The marketplace and service provider partnership

To compete, established players need to rebuild their offering to align with the needs and wants of both their consumers and their employees. Recognising that marketplace platforms are the new models for working, many established businesses are partnering with marketplaces to expand their offerings in the service space, to capture new business and revenue streams.

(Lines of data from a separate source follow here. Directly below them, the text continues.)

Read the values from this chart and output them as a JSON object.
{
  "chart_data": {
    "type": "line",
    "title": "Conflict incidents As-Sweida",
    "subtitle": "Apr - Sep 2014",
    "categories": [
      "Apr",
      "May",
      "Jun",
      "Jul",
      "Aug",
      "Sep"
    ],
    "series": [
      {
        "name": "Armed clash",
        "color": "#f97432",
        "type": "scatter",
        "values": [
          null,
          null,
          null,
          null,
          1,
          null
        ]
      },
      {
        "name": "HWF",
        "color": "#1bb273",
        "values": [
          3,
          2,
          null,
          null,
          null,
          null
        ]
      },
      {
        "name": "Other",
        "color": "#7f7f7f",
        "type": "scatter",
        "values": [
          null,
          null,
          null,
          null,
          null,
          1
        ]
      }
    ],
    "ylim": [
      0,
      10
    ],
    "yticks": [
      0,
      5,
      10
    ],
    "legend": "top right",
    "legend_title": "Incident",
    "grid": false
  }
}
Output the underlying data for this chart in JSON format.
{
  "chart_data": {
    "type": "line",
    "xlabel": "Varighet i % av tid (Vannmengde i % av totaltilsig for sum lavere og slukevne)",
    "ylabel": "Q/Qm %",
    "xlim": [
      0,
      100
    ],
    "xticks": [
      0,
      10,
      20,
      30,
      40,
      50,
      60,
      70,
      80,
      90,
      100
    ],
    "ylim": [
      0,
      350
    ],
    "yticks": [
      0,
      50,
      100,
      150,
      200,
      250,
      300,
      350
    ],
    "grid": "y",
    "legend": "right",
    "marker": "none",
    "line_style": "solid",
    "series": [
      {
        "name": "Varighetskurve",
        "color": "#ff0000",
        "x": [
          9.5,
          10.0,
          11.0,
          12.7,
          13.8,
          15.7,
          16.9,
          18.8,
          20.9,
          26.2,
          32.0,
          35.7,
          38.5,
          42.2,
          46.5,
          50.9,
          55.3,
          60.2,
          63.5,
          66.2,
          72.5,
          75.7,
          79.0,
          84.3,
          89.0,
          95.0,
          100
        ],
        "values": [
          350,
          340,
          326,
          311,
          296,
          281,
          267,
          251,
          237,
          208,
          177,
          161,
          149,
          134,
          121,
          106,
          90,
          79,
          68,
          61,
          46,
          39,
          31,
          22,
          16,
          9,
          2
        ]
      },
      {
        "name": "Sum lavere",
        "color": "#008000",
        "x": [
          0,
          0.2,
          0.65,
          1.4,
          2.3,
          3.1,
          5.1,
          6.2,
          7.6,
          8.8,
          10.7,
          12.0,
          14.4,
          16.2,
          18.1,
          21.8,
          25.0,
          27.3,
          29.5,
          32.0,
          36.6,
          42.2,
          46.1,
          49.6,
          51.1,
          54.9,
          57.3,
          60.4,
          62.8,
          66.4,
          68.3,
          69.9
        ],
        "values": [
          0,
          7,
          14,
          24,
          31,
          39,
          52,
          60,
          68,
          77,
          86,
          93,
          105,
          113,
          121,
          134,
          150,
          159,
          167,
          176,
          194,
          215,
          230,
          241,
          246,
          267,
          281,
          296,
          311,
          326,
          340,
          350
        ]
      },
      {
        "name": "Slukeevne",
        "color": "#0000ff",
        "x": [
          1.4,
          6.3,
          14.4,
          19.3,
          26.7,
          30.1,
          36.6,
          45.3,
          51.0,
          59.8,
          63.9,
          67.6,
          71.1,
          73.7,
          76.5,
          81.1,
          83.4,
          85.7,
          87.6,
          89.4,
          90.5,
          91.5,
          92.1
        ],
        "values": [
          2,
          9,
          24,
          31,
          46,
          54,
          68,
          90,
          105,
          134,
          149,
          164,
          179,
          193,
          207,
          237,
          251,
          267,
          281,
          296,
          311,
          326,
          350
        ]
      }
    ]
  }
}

This means they can bypass the initial investment of building a marketplace of scale and more easily place pressure on traditional service providers to remain relevant. For the marketplace, they are able to leverage an established source of supply and demand as well as the brand to establish credibility. Some examples include:

  • IKEA Australia encourages consumers to use HIPages for installation services, and advertises this service on the IKEA website
  • GE’s investment in Quirky gives it access to a community of inventors that can help fill its product pipeline
  • Home Depot enlisted Uber as a freelance delivery service during the 2013 Christmas season to offer home delivery of Christmas trees to parts of New York City
  • Walgreens partnered with TaskRabbit, a personal services marketplace, to offer home delivery of over-the-counter cold medicine in any of the 19 cities in which TaskRabbit operates. 

When partnering is not an option, businesses should explore developing competing offers for lower valued/ lower margin services. Or bite the bullet and self-disrupt, becoming a marketplace using their existing field workforce and consumers to establish initial scale and potentially a first mover advantage.

Overall, the rise of the marketplace will significantly benefit consumers and established players who capitalise on the early opportunities presented by these services. Existing service providers must adapt to this new marketplace, or risk losing both market share, as well as their workforce. Service providers and contractors must also understand the new business models driving market behaviour, and adopt new ways of working, to survive in a fast changing environment.